A decisão foi tomada em plenário, mas a conclusão oficial ainda depende da proclamação do resultado pelo presidente da Corte, ministro Edson Fachin. O STF aguarda o desfecho de outro julgamento sobre o mesmo tema — a Ação Declaratória de Constitucionalidade (ADC) 90 — para alinhar as teses e garantir coerência nas decisões.

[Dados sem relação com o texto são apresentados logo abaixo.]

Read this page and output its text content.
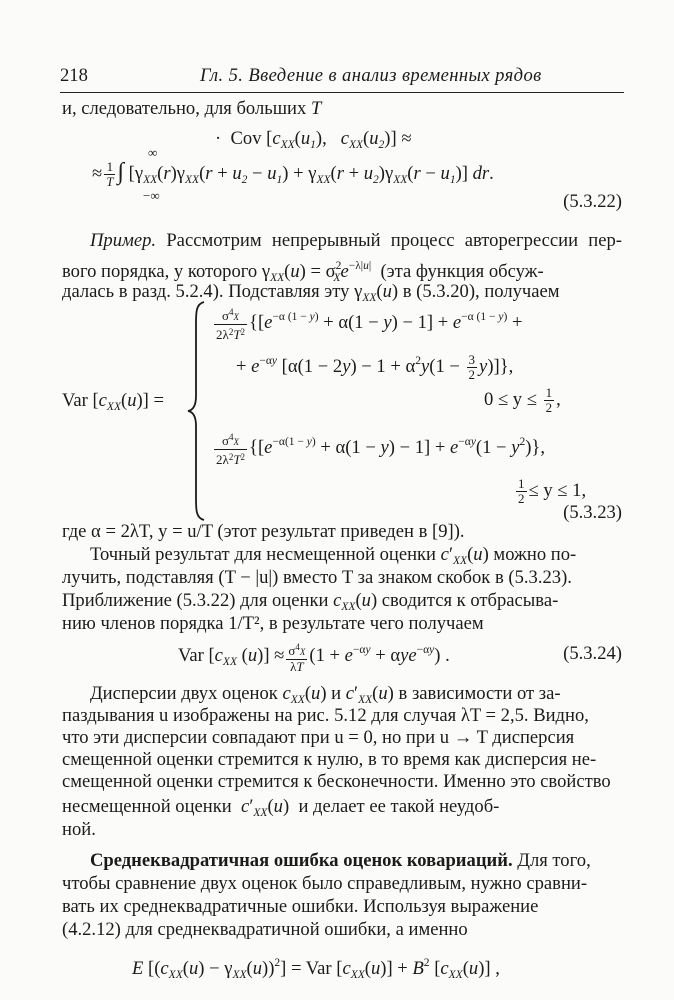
218	Гл. 5. Введение в анализ временных рядов
и, следовательно, для больших T
·  Cov [$c_{XX}(u_1)$,   $c_{XX}(u_2)$] ≈
∞
≈ $\frac{1}{T}$ ∫ $[\gamma_{XX}(r)\gamma_{XX}(r + u_2 - u_1) + \gamma_{XX}(r + u_2)\gamma_{XX}(r - u_1)]$ dr.
−∞	(5.3.22)
Пример. Рассмотрим непрерывный процесс авторегрессии пер-
вого порядка, у которого $\gamma_{XX}(u) = \sigma^2_Xe^{-\lambda|u|}$ (эта функция обсуж-
далась в разд. 5.2.4). Подставляя эту $\gamma_{XX}(u)$ в (5.3.20), получаем
Var $[c_{XX}(u)]$ =
$\frac{\sigma^4X}{2\lambda^2T^2} \{[e^{-\alpha (1 - y)} + \alpha(1 - y) - 1] + e^{-\alpha (1 - y)}$ +
+ $e^{-\alpha y}$ $[\alpha(1 - 2y) - 1 + \alpha^2y(1 - \frac{3}{2} y)]$},
$0 \le y \le \frac{1}{2}$ ,
$\frac{\sigma^4X}{2\lambda^2T^2} \{[e^{-\alpha(1 - y)} + \alpha(1 - y) - 1] + e^{-\alpha y}(1 - y^2)\}$,
$\frac{1}{2} \le y \le 1$,
(5.3.23)
где α = 2λT, y = u/T (этот результат приведен в [9]).
Точный результат для несмещенной оценки $c'_{XX}(u)$ можно по-
лучить, подставляя (T − |u|) вместо T за знаком скобок в (5.3.23).
Приближение (5.3.22) для оценки $c_{XX}(u)$ сводится к отбрасыва-
нию членов порядка 1/T², в результате чего получаем
Var [$c_{XX}$ $(u)] \approx \frac{\sigma^4X}{\lambda T} (1 + e^{-\alpha y} + \alpha ye^{-\alpha y})$ .	(5.3.24)
Дисперсии двух оценок $c_{XX}(u)$ и $c'_{XX}(u)$ в зависимости от за-
паздывания u изображены на рис. 5.12 для случая λT = 2,5. Видно,
что эти дисперсии совпадают при u = 0, но при u → T дисперсия
смещенной оценки стремится к нулю, в то время как дисперсия не-
смещенной оценки стремится к бесконечности. Именно это свойство
несмещенной оценки $c'_{XX}(u)$  и делает ее такой неудоб-
ной.
Среднеквадратичная ошибка оценок ковариаций. Для того,
чтобы сравнение двух оценок было справедливым, нужно сравни-
вать их среднеквадратичные ошибки. Используя выражение
(4.2.12) для среднеквадратичной ошибки, а именно
E $[(c_{XX}(u) - \gamma_{XX}(u))^2]$ = Var $[c_{XX}(u)] + B^2$ $[c_{XX}(u)]$ ,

O caso julgado teve origem em um recurso da Unimed, que questionava a decisão de um tribunal do Rio Grande do Sul ao considerar abusivo o aumento de mensalidade por idade. A relatora, ministra Rosa Weber (aposentada), votou pela rejeição do recurso e pela proibição dos reajustes etários, sendo acompanhada por outros seis ministros. A divergência foi aberta pelo ministro Marco Aurélio (aposentado) e seguida por Dias Toffoli.
A Confederação Nacional das Seguradoras (CNSeg) e a Amil participaram do processo como amici curiae (partes interessadas). Na ADC 90, a CNSeg argumenta que o Estatuto da Pessoa Idosa não deve retroagir para atingir contratos firmados antes da lei, sob pena de violar princípios como segurança jurídica, livre iniciativa e autonomia privada.
Apesar desses argumentos, a maioria dos ministros do STF se posicionou contra os reajustes por idade, mesmo para contratos antigos. A decisão definitiva, contudo, só será formalizada após a conclusão do julgamento da ADC 90, relatada pelo ministro Dias Toffoli, que votou a favor do pedido da CNSeg, sendo acompanhado por André Mendonça e Cristiano Zanin. Gilmar Mendes também votou com ressalvas.